A HISTÓRIA: Neo é um criador de jogos na Califórnia. O seu passado parece enterrado, exceto por alguns pesadelos repetitivos.

"Matrix Resurrections": nos cinemas a partir de 22 de dezembro.


Crítica: Hugo Gomes

No meio de uma reunião “brainstorm” para determinar os novos trilhos do legado “Matrix”, alguém retoricamente pergunta: “Que palavra hoje define ‘Matrix’?” A resposta surge como contraditório, visto não serem uma, mas duas palavras: “bullet time”.

“Matrix Resurrections", o novo acordar de uma saga milionária do estúdio Warner Bros., é um mero e progressista brinquedo visual sobre uma referência estética que redefiniu uma linha de montagem cinematográfica nas vésperas do século XXI. Portanto, se o vamos ver como uma continuação dos portentos técnicos ou desafiadores do cinema de ação, então esta sequela ou "reboot" órfã com Keanu Reeves e Carrie-Anne Moss como Neo e Trinity de uma das suas realizadoras (fica Lana, vai-se Lily Wachowski) é uma tremenda desilusão.

Mas "Matrix Resurrections" brinca com a relevância cultural e até mesmo teológica que contaminou o mundo atual com o primeiro filme de 1999, um caso de sucesso que bebeu das mais diferentes fontes e mesclou uma originalidade 'frankensteiniana'. E funciona, pelo menos até ao seu segundo ato, como um exercício metalinguístico deste fenómeno, um ensaio de auto-reflexão daquilo que o Matrix representa e continua a representar numa sociedade moderna (tendo mesmo encontrado alguns pontos comuns com a atual pandemia).

Porém, o frenesim acaba por se dissipar, revelando o calcanhar de Aquiles de muito cinema "pós-Matrix": a dependência do sentimentalismo como Deus Ex Machina. Ainda que "Matrix Resurrections" brinque com essa dualidade como um advogado do Diabo, cometendo as mesmas tropeções e, de seguida, troçando desses passos, este efeito Lazarus com Neo e Trinity nada acrescenta à mitologia e até mesmo ao nosso cinema atual.

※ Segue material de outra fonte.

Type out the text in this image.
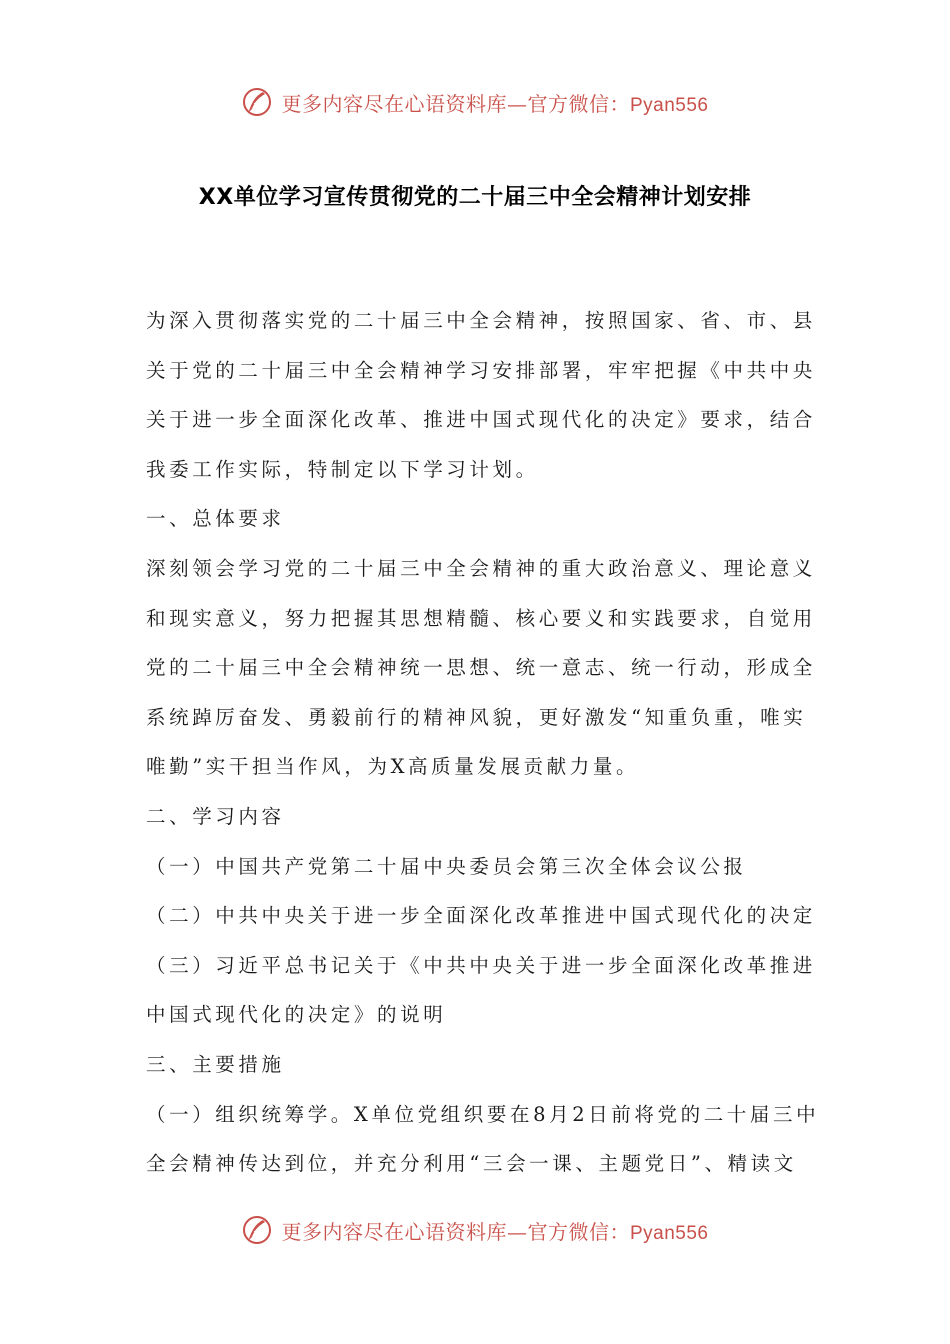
更多内容尽在心语资料库—官方微信：Pyan556
XX单位学习宣传贯彻党的二十届三中全会精神计划安排

为深入贯彻落实党的二十届三中全会精神，按照国家、省、市、县

关于党的二十届三中全会精神学习安排部署，牢牢把握《中共中央

关于进一步全面深化改革、推进中国式现代化的决定》要求，结合

我委工作实际，特制定以下学习计划。

一、总体要求

深刻领会学习党的二十届三中全会精神的重大政治意义、理论意义

和现实意义，努力把握其思想精髓、核心要义和实践要求，自觉用

党的二十届三中全会精神统一思想、统一意志、统一行动，形成全

系统踔厉奋发、勇毅前行的精神风貌，更好激发“知重负重，唯实

唯勤”实干担当作风，为X高质量发展贡献力量。

二、学习内容

（一）中国共产党第二十届中央委员会第三次全体会议公报

（二）中共中央关于进一步全面深化改革推进中国式现代化的决定

（三）习近平总书记关于《中共中央关于进一步全面深化改革推进

中国式现代化的决定》的说明

三、主要措施

（一）组织统筹学。X单位党组织要在8月2日前将党的二十届三中

全会精神传达到位，并充分利用“三会一课、主题党日”、精读文

更多内容尽在心语资料库—官方微信：Pyan556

O 'cyberpunk' minado de dicotomias entre luz e escuridão, bem e mal, prisão e liberdade, conformismo e risco, carne e máquina, foi um filme fora do seu tempo em 1999, agora substituído por uma colorida, artificial (se bem que este adjetivo soa irónico numa saga que sempre aprimorou o seu lado digitalizado) e esgotada estrutura sem novas ideias e cúmplice da associação primária ao "bullet time". "Matrix Resurrections" é uma reencarnação desengonçada e abstração redutora do que realmente é (era) "Matrix".